Das Problem Capras war die Erkenntnis, dass diesen Quantensprung der Physik viele andere Wissenschaftszweige noch nicht realisiert hatten. So auch die Ökonomie. Ihr Theorie-Gebäude entspricht noch dem Niveau der zeitlosen Newton’schen Physik. Die Mathematisierung der Ökonomie hat nichts wesentliches dazu beigetragen. Die Sätze der Thermodynamik sind ihr fremd.
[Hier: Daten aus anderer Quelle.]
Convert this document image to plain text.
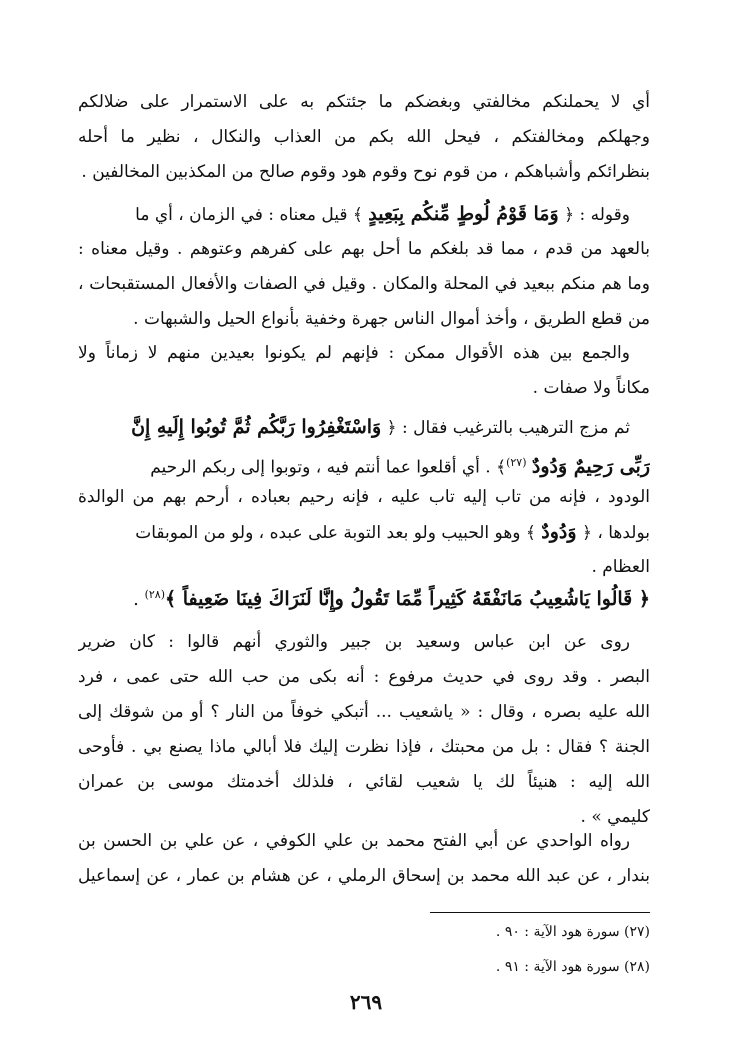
أي لا يحملنكم مخالفتي وبغضكم ما جئتكم به على الاستمرار على ضلالكم
وجهلكم ومخالفتكم ، فيحل الله بكم من العذاب والنكال ، نظير ما أحله
بنظرائكم وأشباهكم ، من قوم نوح وقوم هود وقوم صالح من المكذبين المخالفين .
وقوله : ﴿ وَمَا قَوْمُ لُوطٍ مِّنكُم بِبَعِيدٍ ﴾ قيل معناه : في الزمان ، أي ما
بالعهد من قدم ، مما قد بلغكم ما أحل بهم على كفرهم وعتوهم . وقيل معناه :
وما هم منكم ببعيد في المحلة والمكان . وقيل في الصفات والأفعال المستقبحات ،
من قطع الطريق ، وأخذ أموال الناس جهرة وخفية بأنواع الحيل والشبهات .
والجمع بين هذه الأقوال ممكن : فإنهم لم يكونوا بعيدين منهم لا زماناً ولا
مكاناً ولا صفات .
ثم مزج الترهيب بالترغيب فقال : ﴿ وَاسْتَغْفِرُوا رَبَّكُم ثُمَّ تُوبُوا إِلَيهِ إِنَّ
رَبِّى رَحِيمٌ وَدُودٌ $^{(٢٧)}$﴾ . أي أقلعوا عما أنتم فيه ، وتوبوا إلى ربكم الرحيم
الودود ، فإنه من تاب إليه تاب عليه ، فإنه رحيم بعباده ، أرحم بهم من الوالدة
بولدها ، ﴿ وَدُودٌ ﴾ وهو الحبيب ولو بعد التوبة على عبده ، ولو من الموبقات
العظام .
﴿ قَالُوا يَاشُعِيبُ مَانَفْقَهُ كَثِيراً مِّمَا تَقُولُ وإِنَّا لَنَرَاكَ فِينَا ضَعِيفاً ﴾$^{(٢٨)}$ .
روى عن ابن عباس وسعيد بن جبير والثوري أنهم قالوا : كان ضرير
البصر . وقد روى في حديث مرفوع : أنه بكى من حب الله حتى عمى ، فرد
الله عليه بصره ، وقال : « ياشعيب ... أتبكي خوفاً من النار ؟ أو من شوقك إلى
الجنة ؟ فقال : بل من محبتك ، فإذا نظرت إليك فلا أبالي ماذا يصنع بي . فأوحى
الله إليه : هنيئاً لك يا شعيب لقائي ، فلذلك أخدمتك موسى بن عمران
كليمي » .
رواه الواحدي عن أبي الفتح محمد بن علي الكوفي ، عن علي بن الحسن بن
بندار ، عن عبد الله محمد بن إسحاق الرملي ، عن هشام بن عمار ، عن إسماعيل
(٢٧) سورة هود الآية : ٩٠ .
(٢٨) سورة هود الآية : ٩١ .
٢٦٩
Entropie ist kein Begriff, der Platz in der Ökonomie finden könnte.

Die Biologie war lange im Grunde eine Klassifikationswissenschaft (Fliegenbeinzählen) und hat sich dann, so Rifkin, mit Ernst Haeckel zu einer Ökologie und m. E. mit Ludwig von Bertalanffy zu einer systemischen Form entwickelt und spielt damit heute in den Diskussionen eine wesentliche Rolle.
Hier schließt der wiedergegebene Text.